Few firms have reimagined contemporary practice and tradition like Heatherwick Studio. As one of the world’s leading design offices, they have consistently built a portfolio of inventive work that is as much buildings as it is artwork. This is certainly the case in the new Lantern House, where the studio worked with architect of record SLCE and client Related Companies to reimagine the bay window. Rethinking the classic detail found in late Victorian and Edwardian era buildings, they developed a double-height, stacked bay window held between brick piers to give residents a new “domestic sensibility” and open views.
Located in Chelsea, Manhattan and adjacent to the High Line at West 18th Street, the Lantern House has quickly become a new landmark in Midtown. The 21-story building comprises a collection of approximately 180 one, two, three and four-bedroom residences, many of which include cityscape and Hudson River views. Lantern House is part of a two-tower development that links underneath the High Line.
The design builds on the studio’s previous projects, including the Zeitz MOCAA, a museum in Cape Town, South Africa that makes use of a disused grain silo. There, Heatherwick was inspired by the bulging, glazed texture of a Venetian lamp. The solution was to use facets of glass that were organized to create a subtle convex shape. Built with structural glass, the composition strengthens the steel bar frames to make a transparent shell. By night, the building acts as a lantern for the harbor and the city beyond.
As a “reinvention of the Chelsea warehouse architectural style,” the Lantern House project includes both a modern interpretation of the bay window and a custom masonry facade. To contrast new glass apartment blocks being built up along the High Line, Heatherwick Studio aimed to create a new types of residence that was reminiscent of the area’s existing historical buildings, also designed and built for permanency.

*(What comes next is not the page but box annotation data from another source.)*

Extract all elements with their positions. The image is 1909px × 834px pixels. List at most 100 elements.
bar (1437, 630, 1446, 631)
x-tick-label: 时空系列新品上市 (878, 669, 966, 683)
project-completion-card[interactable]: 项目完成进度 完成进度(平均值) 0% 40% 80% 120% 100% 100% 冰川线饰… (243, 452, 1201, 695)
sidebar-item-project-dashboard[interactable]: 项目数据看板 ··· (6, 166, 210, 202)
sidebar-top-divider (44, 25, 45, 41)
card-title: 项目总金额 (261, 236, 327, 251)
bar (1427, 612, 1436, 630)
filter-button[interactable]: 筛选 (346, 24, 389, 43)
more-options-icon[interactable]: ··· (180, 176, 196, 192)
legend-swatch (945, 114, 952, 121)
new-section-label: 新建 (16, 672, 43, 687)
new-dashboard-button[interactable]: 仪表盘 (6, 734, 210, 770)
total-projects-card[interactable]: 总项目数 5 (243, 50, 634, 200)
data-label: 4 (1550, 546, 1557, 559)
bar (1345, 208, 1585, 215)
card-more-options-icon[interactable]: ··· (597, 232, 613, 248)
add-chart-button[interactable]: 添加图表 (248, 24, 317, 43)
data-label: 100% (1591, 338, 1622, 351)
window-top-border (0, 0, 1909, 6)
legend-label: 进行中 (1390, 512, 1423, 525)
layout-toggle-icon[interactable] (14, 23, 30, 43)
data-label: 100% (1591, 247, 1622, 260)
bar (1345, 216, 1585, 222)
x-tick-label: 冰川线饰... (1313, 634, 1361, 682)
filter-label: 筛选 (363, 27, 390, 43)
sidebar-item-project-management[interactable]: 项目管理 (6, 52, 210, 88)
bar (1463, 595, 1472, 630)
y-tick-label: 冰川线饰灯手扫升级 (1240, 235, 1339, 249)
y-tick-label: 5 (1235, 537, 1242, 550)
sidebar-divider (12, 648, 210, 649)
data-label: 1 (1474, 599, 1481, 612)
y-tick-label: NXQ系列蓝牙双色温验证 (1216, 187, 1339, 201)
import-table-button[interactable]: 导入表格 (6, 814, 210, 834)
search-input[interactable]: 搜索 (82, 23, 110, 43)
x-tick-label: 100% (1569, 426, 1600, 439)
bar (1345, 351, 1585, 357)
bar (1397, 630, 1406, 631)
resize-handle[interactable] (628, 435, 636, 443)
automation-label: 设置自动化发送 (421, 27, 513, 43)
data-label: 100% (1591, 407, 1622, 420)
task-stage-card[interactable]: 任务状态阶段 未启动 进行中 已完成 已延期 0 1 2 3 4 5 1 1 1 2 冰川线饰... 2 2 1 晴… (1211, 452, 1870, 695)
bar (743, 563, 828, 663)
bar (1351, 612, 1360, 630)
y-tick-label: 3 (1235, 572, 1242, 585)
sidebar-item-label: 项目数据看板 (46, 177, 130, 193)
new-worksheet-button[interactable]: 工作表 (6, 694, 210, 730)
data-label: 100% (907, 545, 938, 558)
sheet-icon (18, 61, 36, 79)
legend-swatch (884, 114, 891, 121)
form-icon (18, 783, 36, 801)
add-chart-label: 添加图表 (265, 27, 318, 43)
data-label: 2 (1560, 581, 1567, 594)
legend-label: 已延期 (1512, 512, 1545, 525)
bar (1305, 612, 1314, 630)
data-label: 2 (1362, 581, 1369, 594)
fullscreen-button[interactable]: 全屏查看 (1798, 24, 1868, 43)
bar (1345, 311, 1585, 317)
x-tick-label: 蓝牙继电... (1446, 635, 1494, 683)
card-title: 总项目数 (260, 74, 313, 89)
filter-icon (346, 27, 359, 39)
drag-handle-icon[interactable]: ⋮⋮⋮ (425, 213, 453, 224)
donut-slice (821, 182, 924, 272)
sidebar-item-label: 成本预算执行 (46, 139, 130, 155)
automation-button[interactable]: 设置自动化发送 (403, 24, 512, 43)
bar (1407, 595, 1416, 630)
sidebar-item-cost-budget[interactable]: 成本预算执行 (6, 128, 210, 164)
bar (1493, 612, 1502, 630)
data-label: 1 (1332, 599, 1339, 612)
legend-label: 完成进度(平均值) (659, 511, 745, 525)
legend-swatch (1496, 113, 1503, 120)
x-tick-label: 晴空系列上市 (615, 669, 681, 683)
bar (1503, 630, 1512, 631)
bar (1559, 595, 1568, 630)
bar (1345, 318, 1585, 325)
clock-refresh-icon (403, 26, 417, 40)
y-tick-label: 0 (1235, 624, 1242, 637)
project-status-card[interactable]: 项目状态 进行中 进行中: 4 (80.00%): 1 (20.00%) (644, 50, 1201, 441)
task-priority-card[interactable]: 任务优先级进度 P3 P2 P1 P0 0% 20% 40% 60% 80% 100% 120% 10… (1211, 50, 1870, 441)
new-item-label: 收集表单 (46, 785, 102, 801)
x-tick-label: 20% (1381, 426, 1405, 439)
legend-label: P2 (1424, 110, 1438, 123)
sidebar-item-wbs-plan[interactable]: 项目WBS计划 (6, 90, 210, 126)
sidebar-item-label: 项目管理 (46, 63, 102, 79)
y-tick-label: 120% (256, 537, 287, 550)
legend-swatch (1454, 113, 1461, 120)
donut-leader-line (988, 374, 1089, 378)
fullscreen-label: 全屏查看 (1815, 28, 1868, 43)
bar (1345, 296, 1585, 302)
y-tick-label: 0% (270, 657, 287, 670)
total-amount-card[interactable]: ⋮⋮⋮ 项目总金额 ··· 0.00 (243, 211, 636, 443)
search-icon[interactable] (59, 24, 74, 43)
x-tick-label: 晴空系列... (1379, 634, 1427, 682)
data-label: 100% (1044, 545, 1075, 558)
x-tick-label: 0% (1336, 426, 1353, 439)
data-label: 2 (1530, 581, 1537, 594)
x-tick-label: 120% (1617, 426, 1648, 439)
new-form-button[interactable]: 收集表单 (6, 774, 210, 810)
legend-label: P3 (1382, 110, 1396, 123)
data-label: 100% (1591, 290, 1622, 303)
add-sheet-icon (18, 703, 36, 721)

The result is the double-height solution with three-dimensional windows freed from corner columns.
Also drawing upon the material heritage of Chelsea, the design features vertical metal mullions, brick and facades of glass panes. AGC Interpane, the European glass manufacturer, produced and assembled the low-iron glazing. New Hudson Facades, a custom architectural facade maker owned by Related Companies, fabricated the curtain wall components.
Beyond the iconic windows, the custom masonry facade was achieved using a range of brick to give the project a definitive patina. This approach was paired with detailing that includes both bullnose edges and real brick soffits. To give the two towers of Lantern House a shared entrance, the team connected the two forms with a low-slung lobby that connects between east and west. The lantern-like windows are also found in this space, as well as monumental steel railway columns. For the project, steel manufacturer Cimolai created a “pinned” glazing head detail that allows for movement in multiple directions.
As Thomas Heatherwick notes, “The design for Lantern House came from looking at the city’s existing buildings and thinking about which ones you might want to live in, not just look at.” The tower features interior design by March & White, who wanted to create a “humanistic, experience-centric design approach that balances comfort and intentionally designed spaces.”
Standing on both sides of New York City’s High Line, the tower to the east rises ten stories, while its companion to the west will reach 22 stories. Amenities for the building include a fitness center and spa, an entertainment room, residential lounges, and parking. Between the grey brick facade manufactured by Taylor Clay that references the industrial warehouses, and the new bay windows looking to the future, Lantern House provides a reimagined building envelope and enclosure system that’s reinterprets tradition.